Beyond the Rainbow
Rarely has a German artist produced work so closely bound up with America, as has Bjørn Melhus. For almost two decades – since Das Zauberglas – he has transposed himself to the American media landscape. Soundtracks of American films are his source material whereby he often takes a synchronised German version and then personally replays a role in playback, i. e. re-synchs the film. He thus combines two elementary techniques of cinematic cultural exchange: whilst American films are synchronised for release in Germany, German films that appear to be of interest to the American market are licensed for a total re-make. The German method adapts language and voices to correspond as closely as possible to the original whilst the American method – quite the reverse – tends more cannibalistically to swallow the foreign product whole and thereby rob it of its roots and independence.
Media criticism seems implicit in Bjørn Melhus’ method. Somewhat stranger and more provocative however, is the thematic content of his work, namely his use of American media characters as a means of coming to terms with his own childhood. The three parts of this programme, which can be read as a trilogy, are central to this process. The first is Weit Weit Weg, in which Bjørn Melhus appears as Dorothy from The Wizard of Oz and attempts to make contact with the world over the rainbow, namely America. What initially appears to be a comical and hopeless attempt to bring together the real Bjørn Melhus and the imaginary character from his childhood TV world takes a tragic turn when we learn it is dedicated to Melhus’ sister, Britta, who committed suicide. The rainbow is in Weit Weit Weg a symbolic medial bridge between two worlds and, at the same time, a bridge between the living and the dead. Dorothy’s androgyneity is a reflection of both Britta and Bjørn Melhus; he replaces that which is irreplaceable (1).
Whilst in Weit Weit Weg Bjørn Melhus dreams of America from Sasnak – an acronym for Dorothy’s hometown, Kansas – in Auto Center Drive he has arrived there.
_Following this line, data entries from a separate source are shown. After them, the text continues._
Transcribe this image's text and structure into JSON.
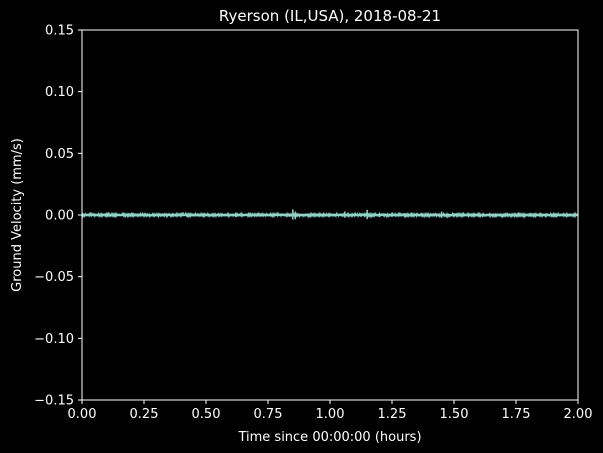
{
  "chart_data": {
    "type": "line",
    "title": "Ryerson (IL,USA), 2018-08-21",
    "xlabel": "Time since 00:00:00 (hours)",
    "ylabel": "Ground Velocity (mm/s)",
    "xlim": [
      0.0,
      2.0
    ],
    "ylim": [
      -0.15,
      0.15
    ],
    "xticks": [
      "0.00",
      "0.25",
      "0.50",
      "0.75",
      "1.00",
      "1.25",
      "1.50",
      "1.75",
      "2.00"
    ],
    "yticks": [
      "0.15",
      "0.10",
      "0.05",
      "0.00",
      "−0.05",
      "−0.10",
      "−0.15"
    ],
    "grid": false,
    "background": "#000000",
    "foreground": "#ffffff",
    "series": [
      {
        "color": "#8dd3c7",
        "baseline_amplitude": 0.0012,
        "x": [
          0.0,
          0.1,
          0.2,
          0.3,
          0.4,
          0.42,
          0.5,
          0.6,
          0.62,
          0.7,
          0.75,
          0.8,
          0.85,
          0.86,
          0.9,
          1.0,
          1.06,
          1.1,
          1.15,
          1.2,
          1.25,
          1.3,
          1.35,
          1.4,
          1.45,
          1.5,
          1.6,
          1.7,
          1.75,
          1.8,
          1.9,
          2.0
        ],
        "y": [
          0.0,
          0.0005,
          -0.0005,
          0.0006,
          -0.0006,
          0.0012,
          0.0007,
          -0.0008,
          0.002,
          0.0008,
          -0.001,
          0.0009,
          0.0045,
          -0.0035,
          0.001,
          -0.001,
          0.0028,
          -0.0012,
          0.0042,
          -0.0016,
          0.0018,
          -0.002,
          0.0015,
          -0.0012,
          0.0028,
          -0.0018,
          0.0012,
          -0.001,
          0.001,
          -0.0012,
          0.0008,
          0.0
        ]
      }
    ]
  }
}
Teenager Jimmy, the All American Rebel, stalks his way through the Californian desert to meet idols of his youth such as Jimi Hendrix and Janis Joplin, all of whom he plays himself. Protected by another mythical screen character, the silent, terrifying bodyguard, he seems unable to make any contact: dreams remain unattainable in the homeland of dreams; the fantasised world of childhood is irredeemable. Dorothy, the one now abandoned, appears only marginally, as a homeless alcoholic. Her wish to return home, so often repeated in Weit Weit Weg, has not been fulfilled: “there is no place like home”.
It is therefore consistent if nonetheless surprising that the third part of the trilogy, The Meadow, was filmed in Germany – without making explicit the exact location. Together with his bodyguard and a huge American road cruiser an older Jimmy now drives to the forest to look for the characters from his childhood world of film – and also in the meantime from the work cycle of Bjørn Melhus. Audio quotes are drawn from James Dean films, Rebel Without a Cause and East of Eden, and the dramatic world war Disney film, Bambi. The colourful figures of American screen mythology from Weit Weit Weg and Auto Center Drive have now grown pale in the dim light of a German forest. They stutter something about the open, free world, about the meadow it is imperative to reach and which they will, however, never reach. Captured in long, patient takes, even the chic American road cruiser seems to acquire a monstrous inner life; it looks like a wicked, prowling beast. Promises conveyed by the media in childhood not only remain unfulfilled but become somehow threatening. All the comical, light-hearted elements of Bjørn Melhus’ early works are missing in The Meadow: there remains only an undisguised view of the abyss.
(1) The tragic sibling motif features even more clearly in The Oral Thing, in which Bjørn Melhus plays a brother and a sister in an American TV confession.
(2) Although The Meadow is itself part of an independent trilogy comprising three works: The Castle – The Meadow – The City.